Ностальгия об идеальном кинематографе породила, пожалуй, самую яркую картину минувшего кинофестиваля -- «Самая печальная музыка на свете». Абсурдистская фантазия о годах Великой депрессии, виртуозно исполненная канадским режиссером Гаем Мэдденом, стала не просто стильным оммажем немецкому экспрессионизму. Главная героиня «Музыки», по недоразумению потерявшая обе ноги, -- это и есть самая точная метафора современного «киносостояния». Некоторую досаду по поводу собственной неустойчивости пациент, конечно, испытывает, но искусственные стеклянные протезы ему «к лицу» куда больше, нежели «свои две» из плоти и крови.

Сознательно отнимая конечности того живого организма, который принято называть «традиционным кинематографом», современные режиссеры «кровью и костьми» прокладывают себе дорогу к пограничным территориям.

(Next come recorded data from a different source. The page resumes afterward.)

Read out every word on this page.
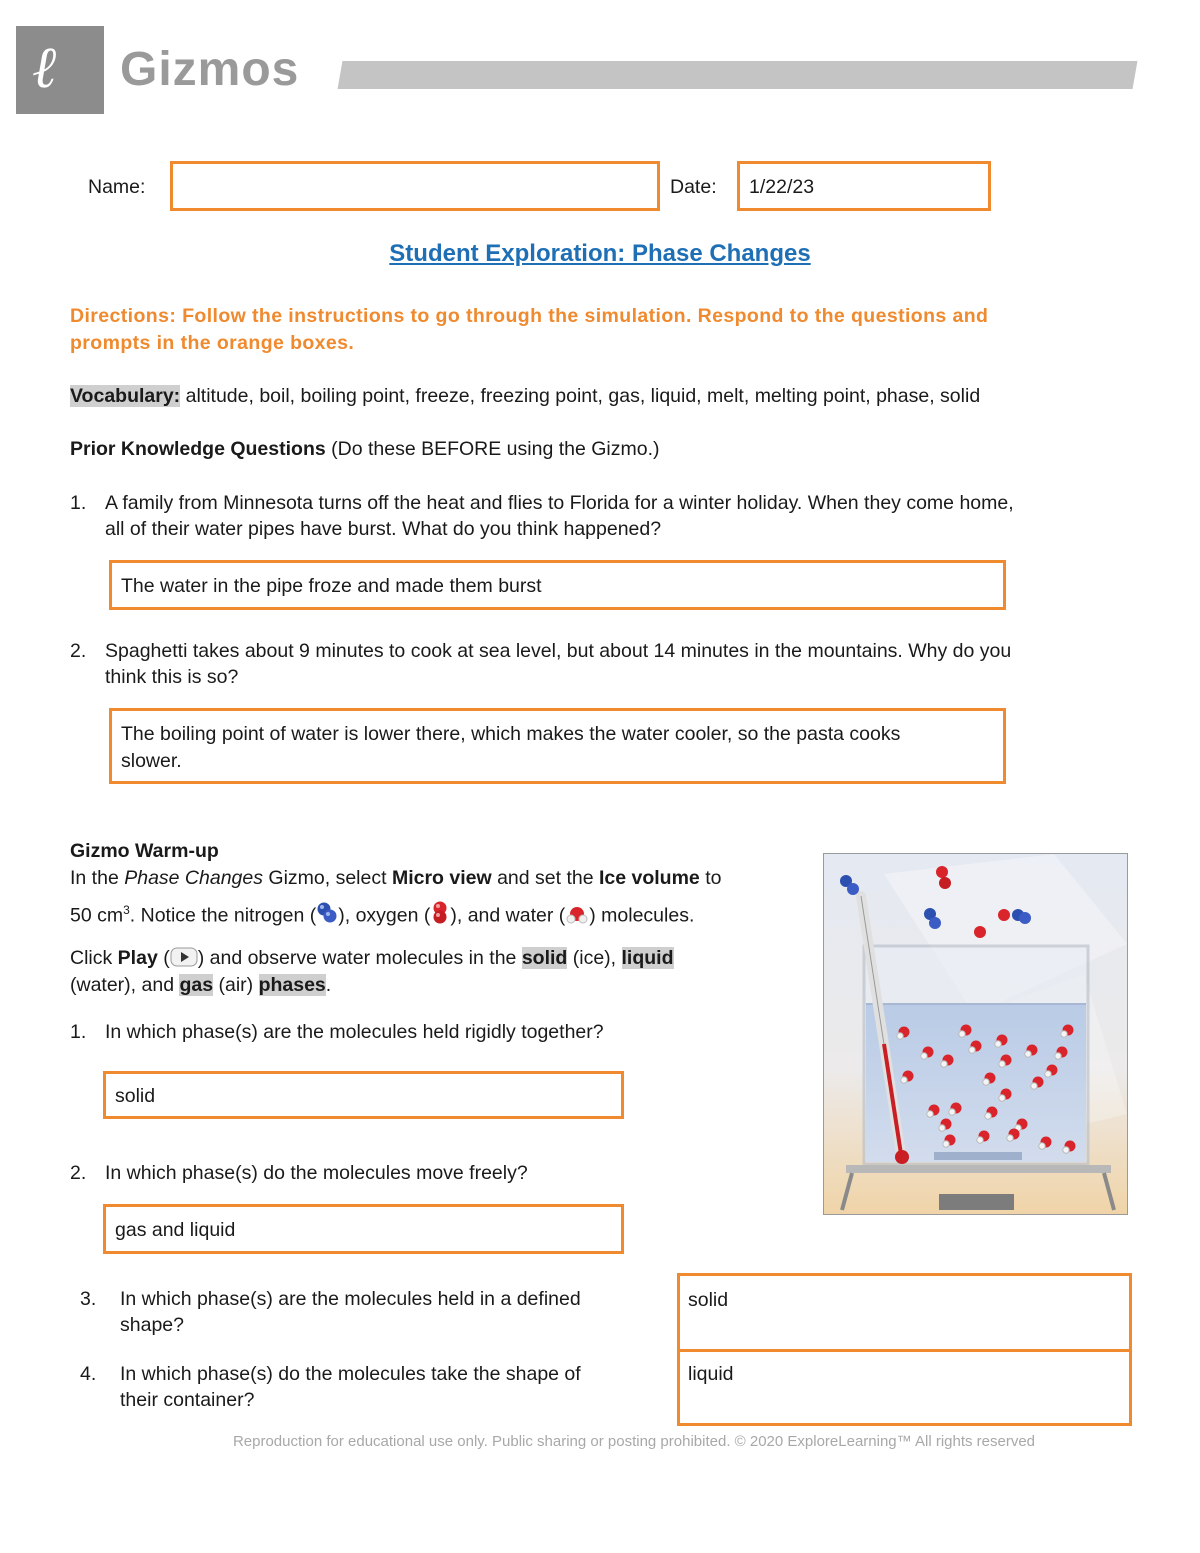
ℓ Gizmos
Name:	Date: 1/22/23
Student Exploration: Phase Changes
Directions: Follow the instructions to go through the simulation. Respond to the questions and prompts in the orange boxes.
Vocabulary: altitude, boil, boiling point, freeze, freezing point, gas, liquid, melt, melting point, phase, solid
Prior Knowledge Questions (Do these BEFORE using the Gizmo.)
1. A family from Minnesota turns off the heat and flies to Florida for a winter holiday. When they come home,
all of their water pipes have burst. What do you think happened?
The water in the pipe froze and made them burst
2. Spaghetti takes about 9 minutes to cook at sea level, but about 14 minutes in the mountains. Why do you
think this is so?
The boiling point of water is lower there, which makes the water cooler, so the pasta cooks
slower.
Gizmo Warm-up
In the Phase Changes Gizmo, select Micro view and set the Ice volume to
50 $cm^3$. Notice the nitrogen ( ), oxygen ( ), and water ( ) molecules.
Click Play ( ) and observe water molecules in the solid (ice), liquid
(water), and gas (air) phases.
1. In which phase(s) are the molecules held rigidly together?
solid
2. In which phase(s) do the molecules move freely?
gas and liquid
3. In which phase(s) are the molecules held in a defined
shape?
4. In which phase(s) do the molecules take the shape of
their container?
solid
liquid
Reproduction for educational use only. Public sharing or posting prohibited. © 2020 ExploreLearning™ All rights reserved
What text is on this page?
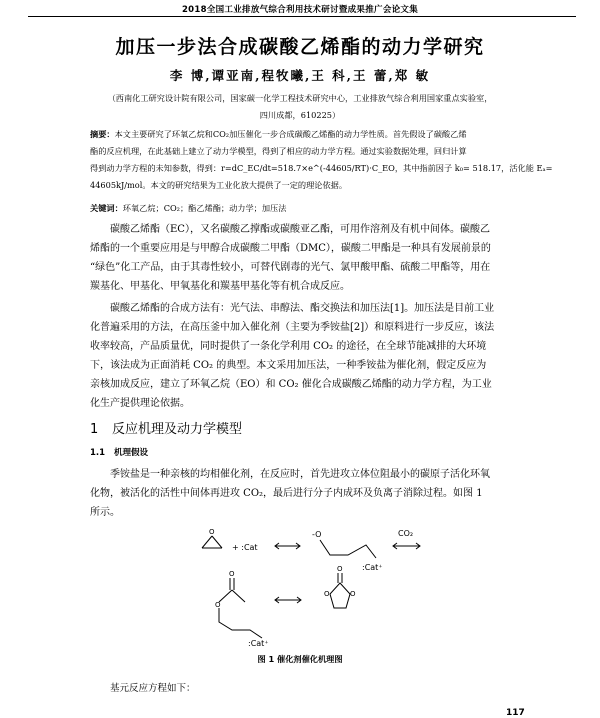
2018全国工业排放气综合利用技术研讨暨成果推广会论文集
加压一步法合成碳酸乙烯酯的动力学研究
李 博,谭亚南,程牧曦,王 科,王 蕾,郑 敏
（西南化工研究设计院有限公司，国家碳一化学工程技术研究中心，工业排放气综合利用国家重点实验室，
四川成都，610225）
摘要：本文主要研究了环氧乙烷和CO₂加压催化一步合成碳酸乙烯酯的动力学性质。首先假设了碳酸乙烯
酯的反应机理，在此基础上建立了动力学模型，得到了相应的动力学方程。通过实验数据处理，回归计算
得到动力学方程的未知参数，得到：r=dC_EC/dt=518.7×e^(-44605/RT)·C_EO，其中指前因子 k₀= 518.17，活化能 Eₐ=
44605kJ/mol。本文的研究结果为工业化放大提供了一定的理论依据。
关键词：环氧乙烷；CO₂；酯乙烯酯；动力学；加压法
碳酸乙烯酯（EC），又名碳酸乙撑酯或碳酸亚乙酯，可用作溶剂及有机中间体。碳酸乙
烯酯的一个重要应用是与甲醇合成碳酸二甲酯（DMC），碳酸二甲酯是一种具有发展前景的
“绿色”化工产品，由于其毒性较小，可替代剧毒的光气、氯甲酸甲酯、硫酸二甲酯等，用在
羰基化、甲基化、甲氧基化和羰基甲基化等有机合成反应。
碳酸乙烯酯的合成方法有：光气法、串醇法、酯交换法和加压法[1]。加压法是目前工业
化普遍采用的方法，在高压釜中加入催化剂（主要为季铵盐[2]）和原料进行一步反应，该法
收率较高，产品质量优，同时提供了一条化学利用 CO₂ 的途径，在全球节能减排的大环境
下，该法成为正面消耗 CO₂ 的典型。本文采用加压法，一种季铵盐为催化剂，假定反应为
亲核加成反应，建立了环氧乙烷（EO）和 CO₂ 催化合成碳酸乙烯酯的动力学方程，为工业
化生产提供理论依据。
1 反应机理及动力学模型
1.1 机理假设
季铵盐是一种亲核的均相催化剂，在反应时，首先进攻立体位阻最小的碳原子活化环氧
化物，被活化的活性中间体再进攻 CO₂，最后进行分子内成环及负离子消除过程。如图 1
所示。
+ :Cat
-O
:Cat⁺
CO₂
:Cat⁺
O
O
O
O	O
O
图 1 催化剂催化机理图
基元反应方程如下：
117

Если картины Лобана и Мэддена лишь формально можно соотнести с эстетикой киноперформансов, которыми в конце 90-х баловали публику представители параллельного кино, то новая работа бывшего «догматика» Лукаса Мудиссона («Дыра в моем сердце») практически полностью принадлежит пространству контемпори-арта. Наличие сюжета о взаимоотношениях отца-порнографа и сына-аутиста выглядит здесь минимальной уступкой и единственным свидетельством принадлежности киношному жанру. Отходы порноиндустрии, буквально валящиеся с экрана в зал, не вызывают ничего, кроме отвращения. Ларс фон Триер в своих «Идиотах», конечно, тоже перегибал палку, но брезгливость там сопутствовала нормальному человеческому любопытству, что, собственно, и было доказательством того, что мы по-прежнему имеем дело с территорией кинематографа. Мудиссон в своей картине поставил жесткий эстетический кордон, автоматически отсекающий простых зевак (то бишь зрителей), просигналив таким образом: чужие здесь не ходят.

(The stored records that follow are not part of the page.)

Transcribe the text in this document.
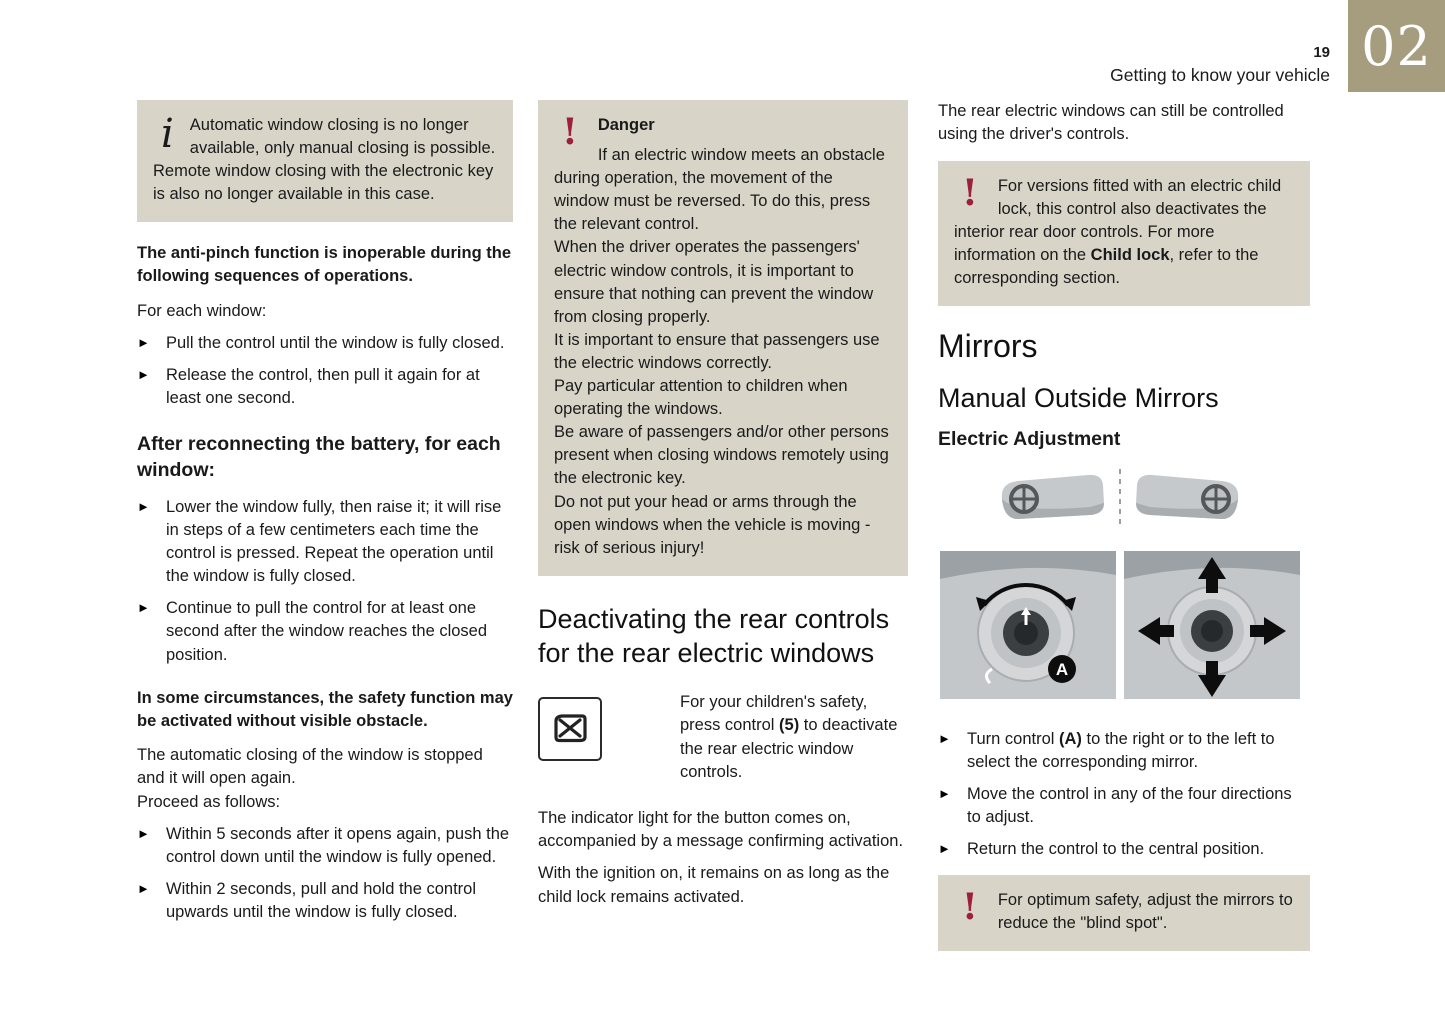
19
Getting to know your vehicle 02
i Automatic window closing is no longer available, only manual closing is possible.

Remote window closing with the electronic key is also no longer available in this case.

The anti-pinch function is inoperable during the following sequences of operations.

For each window:

► Pull the control until the window is fully closed.
► Release the control, then pull it again for at least one second.
After reconnecting the battery, for each window:
► Lower the window fully, then raise it; it will rise in steps of a few centimeters each time the control is pressed. Repeat the operation until the window is fully closed.
► Continue to pull the control for at least one second after the window reaches the closed position.
In some circumstances, the safety function may be activated without visible obstacle.

The automatic closing of the window is stopped and it will open again.

Proceed as follows:

► Within 5 seconds after it opens again, push the control down until the window is fully opened.
► Within 2 seconds, pull and hold the control upwards until the window is fully closed.
!	Danger

If an electric window meets an obstacle during operation, the movement of the window must be reversed. To do this, press the relevant control.

When the driver operates the passengers' electric window controls, it is important to ensure that nothing can prevent the window from closing properly.

It is important to ensure that passengers use the electric windows correctly.

Pay particular attention to children when operating the windows.

Be aware of passengers and/or other persons present when closing windows remotely using the electronic key.

Do not put your head or arms through the open windows when the vehicle is moving - risk of serious injury!

Deactivating the rear controls for the rear electric windows
For your children's safety, press control (5) to deactivate the rear electric window controls.

The indicator light for the button comes on, accompanied by a message confirming activation.

With the ignition on, it remains on as long as the child lock remains activated.

The rear electric windows can still be controlled using the driver's controls.

!	For versions fitted with an electric child lock, this control also deactivates the interior rear door controls. For more information on the Child lock, refer to the corresponding section.

Mirrors
Manual Outside Mirrors
Electric Adjustment
A
► Turn control (A) to the right or to the left to select the corresponding mirror.
► Move the control in any of the four directions to adjust.
► Return the control to the central position.
!	For optimum safety, adjust the mirrors to reduce the "blind spot".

Отборщики минувшего Московского кинофестиваля, честь им хвала, не побоявшись реакции обывателей, представили нам максимально подробную топографию территории, отданной под эксперименты авторского кинематографа.

И если сравнить кино с неким телом, можно констатировать, что в данный момент оно является объектом серьезных хирургических вмешательств. Какой «гомункулус» встанет с этого операционного стола -- покажет время. Пока что мы наблюдаем технологический прорыв и концептуальный экстремизм, остается дождаться нового наполнения.